Сайид Кутб считал, что «когда мусульманин вступает на путь джихада и выходит на поле боя, он уже победил» 73. Это краеугольный камень истишхада. Слово, происходящее от глагола «шахада» – «свидетельствовать», так же как и термин «шахид» – мученик, жертвующий собой, представляя тем самым последнее и высшее свидетельство своей преданности делу веры. В категории данного понятия смерть шахида – это уже не просто смерть, а акт высочайшего героизма. Бен Ладен сказал однажды: «Мы любим смерть, США любят жизнь, вот большая разница между нами» 74.
«Наш выбор – между смертью и смертью», – заявил в мае 2004 года Халед Машаль, лидер палестинской исламистской организации Хамас. Машаль сменил в этой должности убитого израильтянами Абдель Азиза Рентиси, сказавшего двумя годами раньше: «У нас нет «F-16», вертолетов «Апаш» и ракет, но у нас есть оружие, против которого они не смогут защититься» 75.

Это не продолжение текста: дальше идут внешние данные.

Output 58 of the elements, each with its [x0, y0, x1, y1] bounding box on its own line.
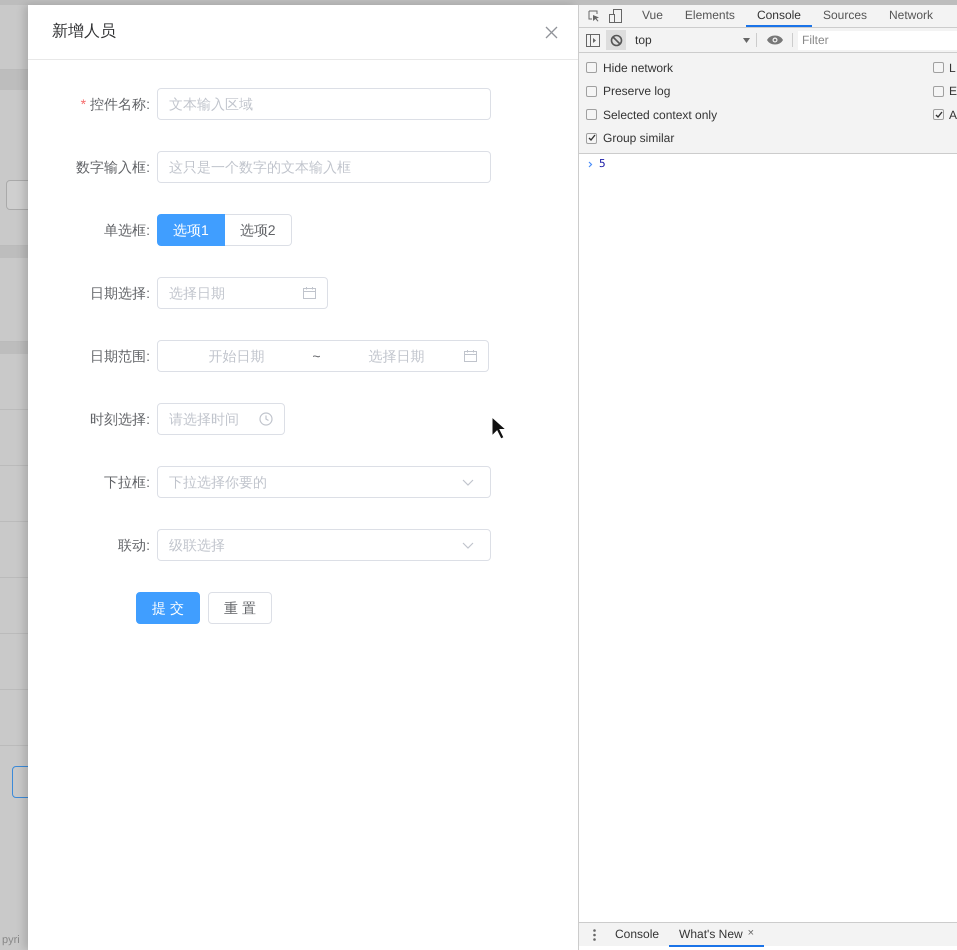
- field-label: 下拉框:: [104, 473, 150, 492]
- checkbox[interactable]: [933, 109, 944, 120]
- clock-icon: [259, 412, 273, 426]
- filter-field[interactable]: Filter: [798, 30, 957, 50]
- close-icon[interactable]: [545, 26, 558, 38]
- devtools-tab[interactable]: Sources: [812, 5, 878, 27]
- radio-option[interactable]: 选项2: [224, 214, 292, 246]
- end-date-placeholder: 选择日期: [367, 347, 426, 366]
- setting-label: Hide network: [603, 60, 674, 76]
- dropdown-triangle-icon[interactable]: [743, 38, 750, 42]
- setting-label: Preserve log: [603, 83, 670, 100]
- chevron-down-icon: [462, 542, 474, 548]
- context-select[interactable]: top: [635, 32, 743, 48]
- field-label: 数字输入框:: [76, 158, 150, 177]
- chevron-right-icon: [588, 161, 593, 168]
- drawer-tab[interactable]: Console: [605, 922, 670, 946]
- calendar-icon: [464, 350, 477, 362]
- field-label: 日期范围:: [90, 347, 150, 366]
- devtools-tab[interactable]: Network: [878, 5, 944, 27]
- close-tab-glyph[interactable]: ×: [748, 926, 754, 941]
- text-field[interactable]: 文本输入区域: [157, 88, 491, 120]
- device-icon[interactable]: [609, 9, 622, 23]
- checkbox[interactable]: [933, 86, 944, 97]
- range-separator: ~: [311, 347, 322, 366]
- required-asterisk: *: [80, 95, 86, 114]
- drawer-tab[interactable]: What's New ×: [669, 922, 764, 946]
- field-label: 时刻选择:: [90, 410, 150, 429]
- footer-text: pyri: [2, 932, 20, 948]
- checkbox[interactable]: [586, 86, 597, 97]
- console-output: 5: [599, 157, 606, 172]
- field-label: 联动:: [118, 536, 150, 555]
- text-field[interactable]: 这只是一个数字的文本输入框: [157, 151, 491, 183]
- devtools-tab[interactable]: Vue: [631, 5, 674, 27]
- field-label: 日期选择:: [90, 284, 150, 303]
- checkbox[interactable]: [586, 132, 597, 144]
- setting-label: Selected context only: [603, 106, 718, 123]
- checkbox[interactable]: [933, 62, 944, 74]
- field-label: 单选框:: [104, 221, 150, 240]
- cursor-icon: [491, 416, 507, 440]
- chevron-down-icon: [462, 478, 474, 486]
- drawer-title: 新增人员: [52, 22, 116, 42]
- setting-label: E: [949, 83, 957, 100]
- start-date-placeholder: 开始日期: [208, 347, 266, 366]
- sidebar-toggle-icon[interactable]: [586, 34, 600, 46]
- devtools-tab[interactable]: Elements: [674, 5, 746, 27]
- field-label: 控件名称:: [90, 95, 150, 114]
- calendar-icon: [303, 287, 316, 299]
- checkbox[interactable]: [586, 62, 597, 74]
- setting-label: A: [949, 106, 957, 123]
- eye-icon[interactable]: [767, 35, 783, 45]
- inspect-icon[interactable]: [588, 10, 600, 22]
- setting-label: L: [949, 60, 956, 76]
- clear-console-button[interactable]: [606, 30, 626, 50]
- setting-label: Group similar: [603, 130, 674, 146]
- date-range-field[interactable]: 开始日期 ~ 选择日期: [157, 340, 489, 372]
- reset-button[interactable]: 重 置: [208, 592, 272, 624]
- more-icon[interactable]: [593, 928, 596, 940]
- checkbox[interactable]: [586, 109, 597, 120]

Таким оружием все джихадисты считают истишхад, высшая форма которого – сознательная гибель в вооруженной борьбе с врагами ислама. По-английски это называется suicide bombing, но мусульмане отвергают слово «самоубийство», этот поступок запрещен религией. С точки зрения джихадистов, шахид идет на бой, убивая врагов, так же как солдат, бегущий в атаку, зная, что в следующую секунду его может сразить пуля. Героями истишхада называют участников операции «Манхэттен» – террористической акции 11 сентября 2001 года в Нью-Йорке и Вашингтоне.
«Конфликт между исламским миром и Западом очевиден, – пишет Алексей Малашенко. – Его главным признаком является даже не сам по себе религиозный экстремизм, а восприятие его существования в той или иной форме как естественного в мусульманском сообществе» 76.
Американский ученый Майкл Ховард полагает, что «реальной проблемой является симпатия, которой они (исламистские фанатики) пользуются в глубоко встревоженных обществах, их породивших. Это не столько симпатия к их целям, сколько к самой борьбе, к джихаду, и к тому возмущению, протесту, который эту борьбу мотивирует» 77.